Metabolic / Organ Failure
Anticipatory / Anxiety
Refractory / Cancer
When first-line agents have failed.
Chemotherapy / Radiation
Non-Oral Options
🚫 Patient can't swallow?›
👅 Sublingual
🩹 Transdermal
⬇️ Rectal
💉 Subcutaneous / Injection
🩹 Pick the Right Pain Med
Match the drug to the pain type. Multimodal approaches outperform single-agent escalation — combine classes before increasing opioid dose.
Match the Cause
Generalized / Mixed Pain
Combine drug classes rather than escalating opioids alone. Methadone is uniquely effective for mixed pain with a neuropathic component — the only long-acting opioid that can be crushed.
Neuropathic Pain
Opioids alone are inadequate for neuropathic pain. Adjuvants are first-line — add opioids only if adjuvants insufficient. Methadone uniquely effective for mixed nociceptive/neuropathic pain.
Severe Acute Pain
Multimodal approach is best. Combine a long-acting opioid for baseline with a short-acting for breakthrough. Reassess scheduled dose if using more than 3–4 breakthrough doses per day.
Bone Pain / Metastatic Cancer Pain
NSAIDs and steroids are highly effective adjuvants for bone pain — schedule around the clock, not PRN. Don't skip them.
Muscle Pain / Spasm
Muscle relaxants are underused in hospice. Baclofen preferred for chronic spasticity. Avoid cyclobenzaprine and carisoprodol in elderly — sedating and anticholinergic.
Visceral / Cramping Pain
Antispasmodics target smooth muscle spasm directly — more effective than opioids alone for cramping and colicky pain.
Topical / Localized Pain
Ideal in frail patients — effective analgesia with no systemic side effects.
Chest Pain
Consider the cause before treating. GERD and musculoskeletal chest pain are common and often mistaken for cardiac. Nitroglycerin for angina. Morphine reduces preload and pain in cardiac chest pain. PPI trial is both diagnostic and therapeutic for GERD.
Renal Failure
Avoid morphine in significant renal impairment — M3G accumulates and causes agitation, myoclonus, and seizures — often mislabeled as terminal agitation. Fentanyl and hydromorphone are safer alternatives.
Elderly / Frail Patient
Start low, go slow. Avoid TCAs — high fall and anticholinergic risk. Acetaminophen is underused and highly effective. Gabapentin at low doses helps neuropathic pain with fewer side effects than TCAs.

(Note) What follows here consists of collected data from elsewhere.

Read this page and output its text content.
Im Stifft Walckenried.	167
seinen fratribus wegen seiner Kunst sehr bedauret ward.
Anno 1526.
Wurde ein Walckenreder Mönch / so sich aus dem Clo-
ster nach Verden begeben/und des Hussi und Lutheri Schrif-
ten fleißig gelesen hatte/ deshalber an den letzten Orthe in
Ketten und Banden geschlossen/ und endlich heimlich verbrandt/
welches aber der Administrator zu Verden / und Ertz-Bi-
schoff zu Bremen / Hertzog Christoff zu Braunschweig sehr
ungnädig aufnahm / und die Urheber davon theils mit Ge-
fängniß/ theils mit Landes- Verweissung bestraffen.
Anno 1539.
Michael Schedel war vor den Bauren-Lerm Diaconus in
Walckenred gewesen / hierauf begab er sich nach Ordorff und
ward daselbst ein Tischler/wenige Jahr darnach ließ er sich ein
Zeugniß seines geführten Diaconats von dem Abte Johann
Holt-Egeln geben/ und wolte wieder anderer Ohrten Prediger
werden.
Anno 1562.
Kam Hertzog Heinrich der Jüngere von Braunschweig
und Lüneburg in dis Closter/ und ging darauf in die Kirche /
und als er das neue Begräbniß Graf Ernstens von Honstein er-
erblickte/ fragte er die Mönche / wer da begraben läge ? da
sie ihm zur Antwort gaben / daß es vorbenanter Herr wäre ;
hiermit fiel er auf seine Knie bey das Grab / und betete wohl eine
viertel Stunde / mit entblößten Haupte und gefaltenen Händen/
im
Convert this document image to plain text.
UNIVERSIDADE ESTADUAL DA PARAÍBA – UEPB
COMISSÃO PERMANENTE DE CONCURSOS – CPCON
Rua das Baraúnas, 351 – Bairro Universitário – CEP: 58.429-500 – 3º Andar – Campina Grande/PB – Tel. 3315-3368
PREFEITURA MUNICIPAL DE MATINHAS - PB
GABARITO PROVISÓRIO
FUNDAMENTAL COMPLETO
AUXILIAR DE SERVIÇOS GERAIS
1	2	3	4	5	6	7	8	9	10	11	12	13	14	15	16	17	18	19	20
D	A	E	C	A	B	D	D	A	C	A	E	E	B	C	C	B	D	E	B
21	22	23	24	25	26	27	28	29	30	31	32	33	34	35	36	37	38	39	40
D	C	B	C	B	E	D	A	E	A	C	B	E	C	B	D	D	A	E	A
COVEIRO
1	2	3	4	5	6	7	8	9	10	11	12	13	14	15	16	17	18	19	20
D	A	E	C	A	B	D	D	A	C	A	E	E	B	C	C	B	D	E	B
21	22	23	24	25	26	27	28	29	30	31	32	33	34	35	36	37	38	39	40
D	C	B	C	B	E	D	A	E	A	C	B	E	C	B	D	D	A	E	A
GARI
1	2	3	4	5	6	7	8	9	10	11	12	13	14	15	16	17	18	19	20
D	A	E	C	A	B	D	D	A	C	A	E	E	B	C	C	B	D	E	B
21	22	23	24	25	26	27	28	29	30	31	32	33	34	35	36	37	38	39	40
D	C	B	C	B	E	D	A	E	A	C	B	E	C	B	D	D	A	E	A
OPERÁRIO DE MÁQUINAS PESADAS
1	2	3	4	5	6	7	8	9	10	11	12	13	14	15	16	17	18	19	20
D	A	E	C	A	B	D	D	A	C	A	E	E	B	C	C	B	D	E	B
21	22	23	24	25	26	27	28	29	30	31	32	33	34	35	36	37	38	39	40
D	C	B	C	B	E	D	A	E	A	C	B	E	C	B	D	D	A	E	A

Dyspnea-Related Discomfort
Air hunger is a pain equivalent. Morphine is first-line — reduces perception of breathlessness. Do not withhold out of fear of respiratory depression in comfort-focused care.
😤 Agitation Guide
Identify the likely cause, then tap a medication to view full details. Always address reversible causes first.
Terminal Agitation / Refractory Delirium
Comfort-focused sedation. Goals of care discussion is essential.
BPSD — Behavioral and Psychological Symptoms of Dementia
Most common cause of agitation in patients with dementia. Non-pharmacologic first — reorientation, familiar voices, quiet environment, music.
Uncontrolled Pain
Common and underrecognized. Assess carefully in non-verbal patients.
Respiratory Distress / Hypoxia
Check O2 and administer as indicated. Fan directed at face, repositioning, and reassurance first.
Urinary Retention
Rule out first — straight catheterization is first-line treatment.
Infection / UTI
UA and culture if goals allow. Treat empirically if infection is suspected.
Constipation / Bowel Impaction
Rule out impaction — consider manual disimpaction first.
Medication-Induced
Review anticholinergics, steroids, and opioid neurotoxicity. Consider opioid rotation.
Metabolic
Consider hypercalcemia, hyponatremia, uremia. Labs rarely change hospice management but may guide goals conversation.
Spiritual / Psychosocial Distress
Involve chaplain and social work. Existential distress is real and undertreated.